A revolution in insurance market
Integration and Vietnamese government commitments to open its market have been creating great changes in the insurance market of Vietnam.
A series of state-owned insurance firms like the Vietnam Insurance Corporation (Bao Viet), Bao Minh, PetroVietnam Insurance (PVI) have performed initial public offerings (IPO) and sold their stocks to foreign strategic partners, which are international insurance groups.
This is considered a real revolution in the insurance sector to increase competitiveness and maintain market shares for domestic insurers.
On two consecutive days, September 12 and 13, the two largest insurers of Vietnam, Bao Viet and Bao Minh, announced the names of their foreign strategic partners. Bao Viet chose the Hong Kong and Shanghai Banking Corporation (HSBC) while Bao Minh selected the AXA of France. The Vietnam Reinsurance Corporation (Vinare) and PVI are negotiating to choose their foreign strategic partners.

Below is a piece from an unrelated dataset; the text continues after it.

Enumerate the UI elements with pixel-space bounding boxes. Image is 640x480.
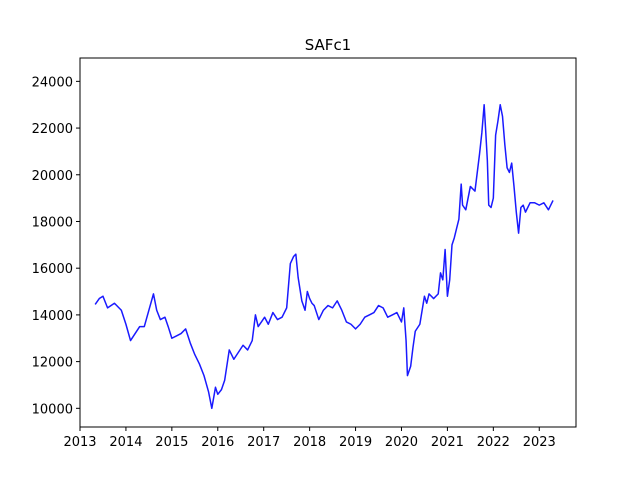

According to Vietnam’s WTO commitments, the Vietnamese insurance market will open completely as of January 1, 2008. After that, foreign-invested companies will be allowed to supply compulsory insurance services in Vietnam.
Therefore, local insurers will face a great challenge from experienced and financially-powerful foreign insurers.
“Not only after January 1, 2008, but from now on Vietnamese insurers have to accept competition from joint venture and wholly foreign-owned insurance companies,” said Phung Dac Loc, Secretary General of the Vietnam Insurance Association.
In 1993, the Vietnamese government issued Decree 100 opening the way for the establishment of some Vietnamese, joint venture and foreign-invested insurance companies in the country.
The further opening of the market and integration into the world is confirmed in the Vietnam-US Bilateral Trade Agreement, signed on October 12, 2001. Under this agreement, as of October 12, 2006, Vietnam lifted all barriers against American insurers in Vietnam, equivalent to Vietnam’s WTO commitments in the insurance field.
Local insurers have had at least six years so far to prepare for full integration. Except for newly established ones, other Vietnamese insurers have gained successes in improving their competitiveness, such as Bao Viet, Bao Minh, PVI and Petrolimex Insurance Company (PJICO).
“Vietnam has fully integrated in the field of insurance. To exist and develop, local insurers must cooperate with foreign partners on the principles of mutual benefit and sharing. The development strategy of the insurance sector to 2010, with the decision of equitising Bao Viet, Bao Minh and Vinare is brave,” said Le Quang Binh, former Head of the Insurance Management Agency under the Ministry of Finance, who is now Chairman of the Board of Directors of Bao Viet.
Two years after the Vietnamese Prime Minister issued Decision 310 dated November 28, 2005 approving the equitisation of Bao Viet and the estabilishment of the Bao Viet Finance-Insurance Group, the equitisation of Bao Viet has been finalised along with its IPO and its selection of strategic partners.
Based on Bao Viet’s IPO, the Ministry of Finance has redefined this group’s chartered capital – VND5,730 billion (US$358.12 million) – in which the state holds 77.54%, local shareholders 3.68%, foreign shareholders 10% and others 8.78%.
The biggest success of Bao Viet’s IPO is that it chose the only strategic shareholder – HSBC – which committed to provide great technical assistance to Bao Viet.
Meanwhile, Bao Minh also has its foreign strategic partner, AXA, the leading non-insurance company in Europe.
Under the agreement signed with AXA, Bao Minh will have access to the technical expertise of AXA Group’s global and regional platforms. The agreement will help his company diversify insurance products, improve the quality of insurance services, promote business administrative reform and build Bao Minh brand.
The Vietnam Economic Times - October 4, 2007.